Quant aux infrastructures qui font défaut ou qui fonctionnent mal, il déclare que des dispositions sont prises pour apporter de façon progressive, une réponse définitive.
Karim Ilboudo regrette le désaccord avec les propriétaires terriens. «Les propriétaires terriens ont réclamé en son temps des parcelles. Environ 3500 leur ont déjà été attribuées. Il se trouve aujourd’hui, que les nouvelles revendications sont brandies par ceux qui n’avaient pas été pris en compte, notamment les moins de 18 ans», précise-t-il.
Mais assurance a été donnée par le directeur de cabinet que des négociations sont en cours avec toutes les parties prenantes pour trouver une solution définitive. Il s’agit de l’arrondissement n°8, des communes de Tanghin Dassouri, de Pabré, de Sourgoubila desquels Bassinko relève.
«Le ministère présente toutes ses excuses à tous ceux qui ont été victimes de ces agressions. Nous demandons l’indulgence des promoteurs et des propriétaires de terres de faire preuve de compréhension afin que le problème soit résolu. Nous sommes dans une bonne dynamique de recherche de solution», annonce M. Ilboudo.
Encadré 1
Clé en main, mais pas des «prêts à habiter»
Un toit à tout prix: souscription volontaire, tirage au sort, endettement... Les Burkinabè sont prêts à tout accepter pour acquérir un logement. D’où leur adhésion massive à l’initiative des logements sociaux.

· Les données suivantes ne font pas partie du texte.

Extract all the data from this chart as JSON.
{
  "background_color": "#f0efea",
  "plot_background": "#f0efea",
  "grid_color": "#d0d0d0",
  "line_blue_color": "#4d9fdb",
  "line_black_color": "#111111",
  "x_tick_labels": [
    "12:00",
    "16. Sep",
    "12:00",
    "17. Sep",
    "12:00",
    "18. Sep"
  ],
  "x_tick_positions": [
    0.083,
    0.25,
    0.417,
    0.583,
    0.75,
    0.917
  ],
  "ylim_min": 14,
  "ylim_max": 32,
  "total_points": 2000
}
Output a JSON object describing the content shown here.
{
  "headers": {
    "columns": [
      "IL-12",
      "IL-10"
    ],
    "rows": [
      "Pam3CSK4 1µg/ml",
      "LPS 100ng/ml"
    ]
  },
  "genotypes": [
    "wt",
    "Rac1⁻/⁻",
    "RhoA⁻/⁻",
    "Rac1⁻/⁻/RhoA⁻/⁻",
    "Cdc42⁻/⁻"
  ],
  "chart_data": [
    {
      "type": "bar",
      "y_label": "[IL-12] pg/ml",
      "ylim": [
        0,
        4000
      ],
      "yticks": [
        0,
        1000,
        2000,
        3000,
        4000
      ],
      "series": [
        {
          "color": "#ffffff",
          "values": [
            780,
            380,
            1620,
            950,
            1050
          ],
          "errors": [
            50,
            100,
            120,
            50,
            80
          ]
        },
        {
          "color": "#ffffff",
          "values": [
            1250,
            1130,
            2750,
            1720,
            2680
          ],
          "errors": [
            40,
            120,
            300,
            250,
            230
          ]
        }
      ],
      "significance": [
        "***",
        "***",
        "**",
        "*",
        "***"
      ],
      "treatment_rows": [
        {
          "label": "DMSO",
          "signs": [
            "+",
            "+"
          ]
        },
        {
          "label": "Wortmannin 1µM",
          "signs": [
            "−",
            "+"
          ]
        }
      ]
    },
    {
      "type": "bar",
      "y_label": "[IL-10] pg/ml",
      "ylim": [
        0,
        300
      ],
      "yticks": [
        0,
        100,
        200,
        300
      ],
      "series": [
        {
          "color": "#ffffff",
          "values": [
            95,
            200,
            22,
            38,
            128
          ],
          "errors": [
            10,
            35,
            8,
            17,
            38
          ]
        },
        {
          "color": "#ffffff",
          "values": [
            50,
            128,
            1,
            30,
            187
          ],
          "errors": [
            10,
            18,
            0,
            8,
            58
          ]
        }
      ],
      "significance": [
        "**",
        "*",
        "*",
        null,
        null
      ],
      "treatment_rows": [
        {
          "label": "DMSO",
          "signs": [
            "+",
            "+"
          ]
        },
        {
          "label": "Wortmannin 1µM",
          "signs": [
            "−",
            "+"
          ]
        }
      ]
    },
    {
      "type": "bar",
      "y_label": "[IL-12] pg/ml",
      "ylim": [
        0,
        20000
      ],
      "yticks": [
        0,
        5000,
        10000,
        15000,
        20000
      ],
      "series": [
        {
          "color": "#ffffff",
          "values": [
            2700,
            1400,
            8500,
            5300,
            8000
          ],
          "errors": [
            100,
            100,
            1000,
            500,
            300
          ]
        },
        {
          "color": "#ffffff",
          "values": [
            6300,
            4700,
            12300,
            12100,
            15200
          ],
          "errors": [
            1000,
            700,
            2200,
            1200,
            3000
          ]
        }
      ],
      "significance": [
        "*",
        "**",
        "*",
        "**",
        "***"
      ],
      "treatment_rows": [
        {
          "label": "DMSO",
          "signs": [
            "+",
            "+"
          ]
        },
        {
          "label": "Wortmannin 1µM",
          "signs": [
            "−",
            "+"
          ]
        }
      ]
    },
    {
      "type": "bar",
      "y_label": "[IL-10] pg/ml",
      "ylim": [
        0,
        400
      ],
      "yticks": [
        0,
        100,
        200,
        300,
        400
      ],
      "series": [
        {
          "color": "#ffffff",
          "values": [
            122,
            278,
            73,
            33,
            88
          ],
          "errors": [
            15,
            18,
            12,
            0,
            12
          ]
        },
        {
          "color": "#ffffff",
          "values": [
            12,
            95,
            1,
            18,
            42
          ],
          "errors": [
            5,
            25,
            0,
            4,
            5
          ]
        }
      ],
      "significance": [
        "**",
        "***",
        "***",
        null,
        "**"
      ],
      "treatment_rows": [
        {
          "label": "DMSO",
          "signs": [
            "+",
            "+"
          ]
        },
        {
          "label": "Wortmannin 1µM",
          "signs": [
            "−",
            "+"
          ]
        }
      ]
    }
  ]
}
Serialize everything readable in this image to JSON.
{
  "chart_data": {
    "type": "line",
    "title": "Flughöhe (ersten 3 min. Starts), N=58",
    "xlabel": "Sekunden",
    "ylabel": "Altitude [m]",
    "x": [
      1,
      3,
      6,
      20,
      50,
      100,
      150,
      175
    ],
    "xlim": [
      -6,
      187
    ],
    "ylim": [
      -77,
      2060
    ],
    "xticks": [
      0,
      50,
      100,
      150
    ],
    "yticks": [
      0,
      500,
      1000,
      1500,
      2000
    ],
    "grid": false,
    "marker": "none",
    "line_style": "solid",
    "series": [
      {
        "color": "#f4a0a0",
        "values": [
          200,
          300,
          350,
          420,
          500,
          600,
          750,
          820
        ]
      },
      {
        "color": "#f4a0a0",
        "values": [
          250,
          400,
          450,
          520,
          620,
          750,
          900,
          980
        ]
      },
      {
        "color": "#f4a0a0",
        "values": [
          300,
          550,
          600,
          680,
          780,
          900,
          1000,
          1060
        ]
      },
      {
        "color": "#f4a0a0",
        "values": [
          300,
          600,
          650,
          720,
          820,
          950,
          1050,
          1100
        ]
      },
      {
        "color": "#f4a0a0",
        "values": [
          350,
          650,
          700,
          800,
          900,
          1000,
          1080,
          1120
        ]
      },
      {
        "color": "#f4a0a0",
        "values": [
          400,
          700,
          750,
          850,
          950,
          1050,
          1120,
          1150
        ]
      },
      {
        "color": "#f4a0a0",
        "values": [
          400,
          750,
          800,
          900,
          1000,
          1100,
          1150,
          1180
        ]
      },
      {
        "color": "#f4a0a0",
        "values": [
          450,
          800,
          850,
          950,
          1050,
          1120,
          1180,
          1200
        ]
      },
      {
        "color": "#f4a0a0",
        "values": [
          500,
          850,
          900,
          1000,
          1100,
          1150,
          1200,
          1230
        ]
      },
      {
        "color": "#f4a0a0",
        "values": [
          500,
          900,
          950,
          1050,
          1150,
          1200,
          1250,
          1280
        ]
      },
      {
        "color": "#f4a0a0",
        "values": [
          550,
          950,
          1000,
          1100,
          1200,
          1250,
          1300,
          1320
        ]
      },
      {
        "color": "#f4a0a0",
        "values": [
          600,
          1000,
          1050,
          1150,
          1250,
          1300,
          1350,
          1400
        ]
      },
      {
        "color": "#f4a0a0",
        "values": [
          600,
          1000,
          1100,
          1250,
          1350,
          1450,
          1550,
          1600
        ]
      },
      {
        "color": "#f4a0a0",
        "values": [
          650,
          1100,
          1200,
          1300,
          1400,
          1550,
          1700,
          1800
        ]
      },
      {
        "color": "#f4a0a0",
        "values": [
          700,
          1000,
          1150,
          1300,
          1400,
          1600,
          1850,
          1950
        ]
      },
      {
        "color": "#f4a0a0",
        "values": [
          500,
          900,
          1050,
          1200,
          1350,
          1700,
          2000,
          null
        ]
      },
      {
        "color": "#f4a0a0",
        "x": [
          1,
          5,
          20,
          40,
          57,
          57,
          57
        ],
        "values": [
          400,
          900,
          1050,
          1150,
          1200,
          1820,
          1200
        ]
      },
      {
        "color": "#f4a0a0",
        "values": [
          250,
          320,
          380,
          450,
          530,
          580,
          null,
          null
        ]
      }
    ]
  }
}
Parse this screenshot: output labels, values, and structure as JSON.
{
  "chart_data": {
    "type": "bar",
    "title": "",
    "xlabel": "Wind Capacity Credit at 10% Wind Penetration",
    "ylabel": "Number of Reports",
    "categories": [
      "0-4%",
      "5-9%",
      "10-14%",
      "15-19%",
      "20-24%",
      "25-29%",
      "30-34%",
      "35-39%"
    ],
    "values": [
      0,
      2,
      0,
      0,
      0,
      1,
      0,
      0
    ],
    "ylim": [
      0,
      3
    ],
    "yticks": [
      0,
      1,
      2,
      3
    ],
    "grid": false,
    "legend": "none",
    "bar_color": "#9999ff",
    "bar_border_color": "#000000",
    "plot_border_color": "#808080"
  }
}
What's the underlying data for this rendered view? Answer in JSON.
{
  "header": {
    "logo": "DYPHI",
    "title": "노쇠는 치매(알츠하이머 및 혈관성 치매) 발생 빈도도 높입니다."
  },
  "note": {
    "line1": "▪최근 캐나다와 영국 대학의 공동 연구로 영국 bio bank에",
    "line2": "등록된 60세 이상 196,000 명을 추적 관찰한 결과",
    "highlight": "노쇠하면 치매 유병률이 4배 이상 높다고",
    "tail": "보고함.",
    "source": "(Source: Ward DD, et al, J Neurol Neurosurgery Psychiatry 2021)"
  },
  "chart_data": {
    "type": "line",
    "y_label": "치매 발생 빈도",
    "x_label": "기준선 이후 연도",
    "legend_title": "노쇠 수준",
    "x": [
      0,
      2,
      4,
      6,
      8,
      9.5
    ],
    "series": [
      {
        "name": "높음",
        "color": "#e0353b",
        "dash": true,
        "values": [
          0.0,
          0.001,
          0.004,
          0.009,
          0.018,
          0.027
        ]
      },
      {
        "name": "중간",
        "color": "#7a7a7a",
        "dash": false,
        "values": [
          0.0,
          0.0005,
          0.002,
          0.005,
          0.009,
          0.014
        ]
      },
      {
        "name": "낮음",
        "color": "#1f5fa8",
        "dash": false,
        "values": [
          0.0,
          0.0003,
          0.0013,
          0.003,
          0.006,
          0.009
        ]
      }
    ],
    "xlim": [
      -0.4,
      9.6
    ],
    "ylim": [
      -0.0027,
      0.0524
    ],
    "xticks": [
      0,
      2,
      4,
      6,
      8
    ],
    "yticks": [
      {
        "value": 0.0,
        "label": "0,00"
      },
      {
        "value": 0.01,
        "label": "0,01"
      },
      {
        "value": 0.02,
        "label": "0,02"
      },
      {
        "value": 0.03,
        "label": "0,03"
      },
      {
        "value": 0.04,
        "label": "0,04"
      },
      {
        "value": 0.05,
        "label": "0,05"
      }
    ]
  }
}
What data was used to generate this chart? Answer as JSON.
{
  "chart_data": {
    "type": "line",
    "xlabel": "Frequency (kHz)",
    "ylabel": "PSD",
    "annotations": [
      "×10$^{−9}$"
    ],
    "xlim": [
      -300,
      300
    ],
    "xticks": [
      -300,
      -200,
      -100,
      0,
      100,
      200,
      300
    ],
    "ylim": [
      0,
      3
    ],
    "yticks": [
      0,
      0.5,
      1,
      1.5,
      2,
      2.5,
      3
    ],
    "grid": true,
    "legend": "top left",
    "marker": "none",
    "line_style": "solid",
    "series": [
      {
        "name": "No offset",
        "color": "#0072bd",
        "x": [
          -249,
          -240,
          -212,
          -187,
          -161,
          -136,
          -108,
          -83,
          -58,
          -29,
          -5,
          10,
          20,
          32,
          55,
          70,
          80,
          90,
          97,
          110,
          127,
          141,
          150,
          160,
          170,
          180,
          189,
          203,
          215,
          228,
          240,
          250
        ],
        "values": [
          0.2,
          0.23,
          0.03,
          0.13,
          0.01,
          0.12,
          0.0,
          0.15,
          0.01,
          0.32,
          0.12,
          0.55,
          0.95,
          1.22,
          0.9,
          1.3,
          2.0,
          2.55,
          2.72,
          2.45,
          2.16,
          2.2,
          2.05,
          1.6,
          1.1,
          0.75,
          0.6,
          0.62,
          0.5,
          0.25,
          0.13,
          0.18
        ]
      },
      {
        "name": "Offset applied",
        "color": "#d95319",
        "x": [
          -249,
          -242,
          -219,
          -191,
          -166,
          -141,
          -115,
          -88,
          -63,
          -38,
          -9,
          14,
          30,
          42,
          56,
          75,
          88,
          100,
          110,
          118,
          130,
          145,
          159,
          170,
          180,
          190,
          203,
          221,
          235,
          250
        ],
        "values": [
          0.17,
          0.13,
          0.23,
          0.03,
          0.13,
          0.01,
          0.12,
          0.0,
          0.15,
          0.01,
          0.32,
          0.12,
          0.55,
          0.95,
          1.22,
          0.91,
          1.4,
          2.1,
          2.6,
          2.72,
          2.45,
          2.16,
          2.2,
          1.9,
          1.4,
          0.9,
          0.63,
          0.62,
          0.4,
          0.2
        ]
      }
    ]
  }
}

Mais quels logements? La majorité de ces maisons ont une particularité: elles ne sont pas du «prêt-à-habiter». L’état dans lequel elles sont attribuées oblige leurs propriétaires, clé en main, à dépenser d’énormes sommes afin de les rendre viables. Or, la plupart de ces bénéficiaires ont un modeste revenu qui ne leur permet pas d’avoir suffisamment du «cash».
Ils s’endettent pour plus de dix ans auprès des banques pour honorer leurs engagements. Ils souscrivent au logement social espérant échapper à la galère de la location.
Cependant, la déception ne tarde pas à arriver.L’euphorie d’être propriétaire cède la place au désenchantement. Le surendettement devient leur lot. Que n’avait-on pas entendu au lancement de ces cités?
Les initiateurs du projet de la cité de Bassinko par exemple avaient, à son temps, annoncé qu’elle sera autonome, dotée de différents services sociaux. Beaucoup d’avantages miroitaient. Aujourd’hui, le constat est là. Les promesses n’ont pas été concrétisées et on a le droit de se demander si celles-ci verront le jour. Si l’idée des logements sociaux est à saluer, il n’en demeure pas moins que sa mise en œuvre, à l’état actuel, doit être repensée.
Dans la plupart des cités, la question de la viabilisation et la qualité des bâtisses se sont posées et se posent toujours. C’était le cas de la cité de Rimkiéta, de Kamboinsé... Et aujourd’hui, c’est le tour de la cité de Bassinko.Même si c’est du social, cinq millions pour le moins cher, il faut garantir le minimum de services vitaux que sont l’eau, l’électricité, la voirie, la sécurité avant toute attribution.
L’Etat doit être rigoureux dans le choix des sites et des promoteurs immobiliers. Ceux-ci doivent tenir leurs engagements vis-à-vis des demandeurs et comprendre que leur image est en jeu. Il est impératif et vital que l’Etat veille au respect des cahiers des charges afin d’atténuer la souffrance de milliers de bénéficiaires.